Studio still photographer Bud "Stax" Graves took full advantage of this circumstance in a series of publicity photos. One ran in the February 8, l930 issue of EXHIBITORS HERALD-WORLD with this caption: "A bigamistic illusion. There are wives and 'wives.' It all depends on the quotation marks. The three lovely creatures shown above with Stan Laurel, are not his wives but his 'wives.' Cinematically speaking, they were married because the Roach-M-G-M comedies starring Laurel and Hardy are being made in three languages, so Georgette Rhodes was Stan's better half in the French version, Anita Garvin in the American, and Linda Loredo in the Spanish, of a new film." The title of which was apparently unavailable at press time.

Off-screen Stan Laurel was still happily married to Lois Neilson, probably never imagining he had another three wives and seven more marriage ceremonies to look forward to. Or not. Which offers another subtext to consider while watching his marital discord as portrayed so wonderfully in BLOTTO.

On-screen the icy, regal countenance of beautiful Anita Garvin provided the penultimate mate and connubial opponent for Stan Laurel. For BLOTTO's climax, Stan and Ollie's hysterical paroxysms of laughter are finally broken in a priceless moment when Anita confronts them, calmly, dead-serious, and armed for decisive action.

"If you will forgive me," Anita Garvin laughed heartily in l98l, "or even if you won't, I think that scene in BLOTTO is one of the greatest ever. Bar none. I'm sorry. Really. I love that scene. What marvelous comedy -- I mean I'm talking about Stan and Babe, not me! Stan and Babe laughing! I never get tired of watching those two laugh like that. I laugh so hard myself every time I see it, especially Stan, the way he's holding his sides, throwing his head back. You know, it's contagious.

"Even when we were filming, I had all I could do to play that scene with a straight face, much less look so stern and ready to kill poor Stan. Actually I see (BLOTTO) today and I think I overplayed that scene in the club. On a theater screen your expression and your thoughts -- even in a medium shot -- are magnified many times over. I didn't have to play it as broad as I did. Too late to fix now! And it was too late to fix even then because we did so many scenes in either one or two takes. We were proud of that.

"We shot a lot at night on that one. Like the finale on the street. That was done on the back lot. I fired the shotgun, the crew pulled the wires, and the car came apart beautifully. The miracle was, we did it in one take. Everybody who worked for that man Hal Roach knew his or her job, and was proud of it.

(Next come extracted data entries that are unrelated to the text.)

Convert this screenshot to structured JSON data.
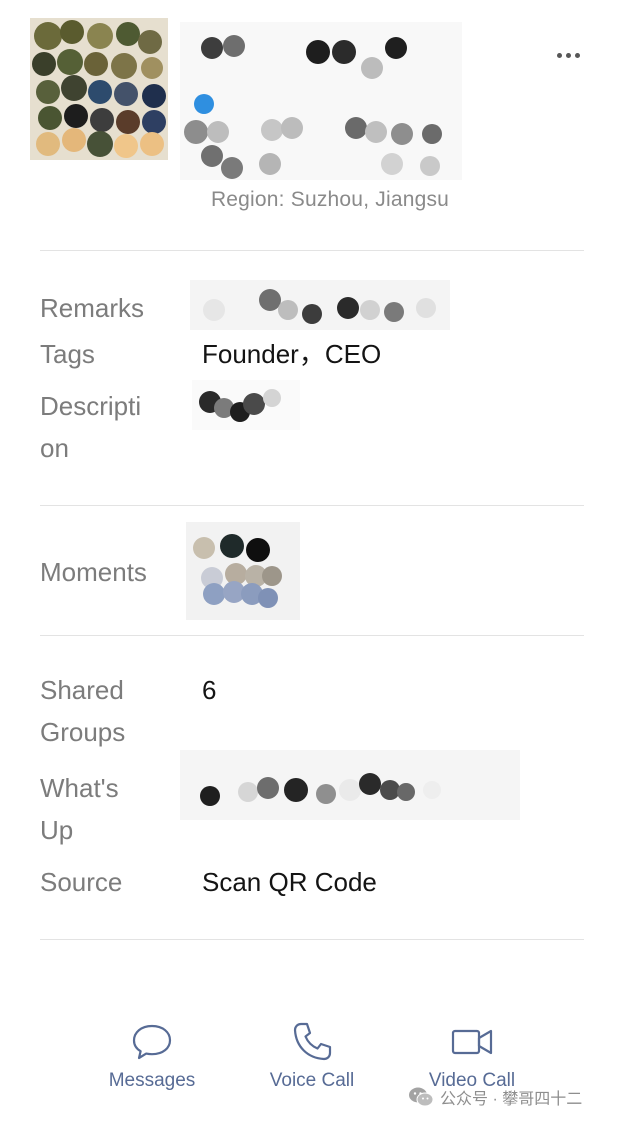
{
  "header": {
    "avatar_alt": "pixelated profile photo",
    "name_alt": "pixelated contact name",
    "more_icon": "more-horizontal-icon"
  },
  "region": {
    "label": "Region: ",
    "value": "Suzhou, Jiangsu"
  },
  "details": {
    "remarks_label": "Remarks",
    "tags_label": "Tags",
    "tags_value": "Founder，CEO",
    "description_label_1": "Descripti",
    "description_label_2": "on"
  },
  "moments": {
    "label": "Moments"
  },
  "info": {
    "shared_groups_label_1": "Shared",
    "shared_groups_label_2": "Groups",
    "shared_groups_value": "6",
    "whats_up_label_1": "What's",
    "whats_up_label_2": "Up",
    "source_label": "Source",
    "source_value": "Scan QR Code"
  },
  "actions": {
    "messages": {
      "label": "Messages",
      "icon": "chat-bubble-icon"
    },
    "voice_call": {
      "label": "Voice Call",
      "icon": "phone-icon"
    },
    "video_call": {
      "label": "Video Call",
      "icon": "video-camera-icon"
    }
  },
  "watermark": {
    "text": "公众号 · 攀哥四十二",
    "icon": "wechat-icon"
  },
  "colors": {
    "accent": "#576b95",
    "label_gray": "#7c7c7c",
    "divider": "#e3e3e3"
  }
}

"Something funny happened the first day we were shooting inside the house, which was just a set on Stage 2. George Stevens was the cameraman. Stan and I were running our lines about the telephone, and who was it, you know. Babe. Suddenly Stan's expression became a blank stare back at me. He dropped his character and focused on looking at my hair. It was a Vaseline hair-do. I had slicked my hair back with Vaseline to highlight the black color and the heat of the lights was causing it to steam! You should have seen Stan's hair stand on end looking at me!"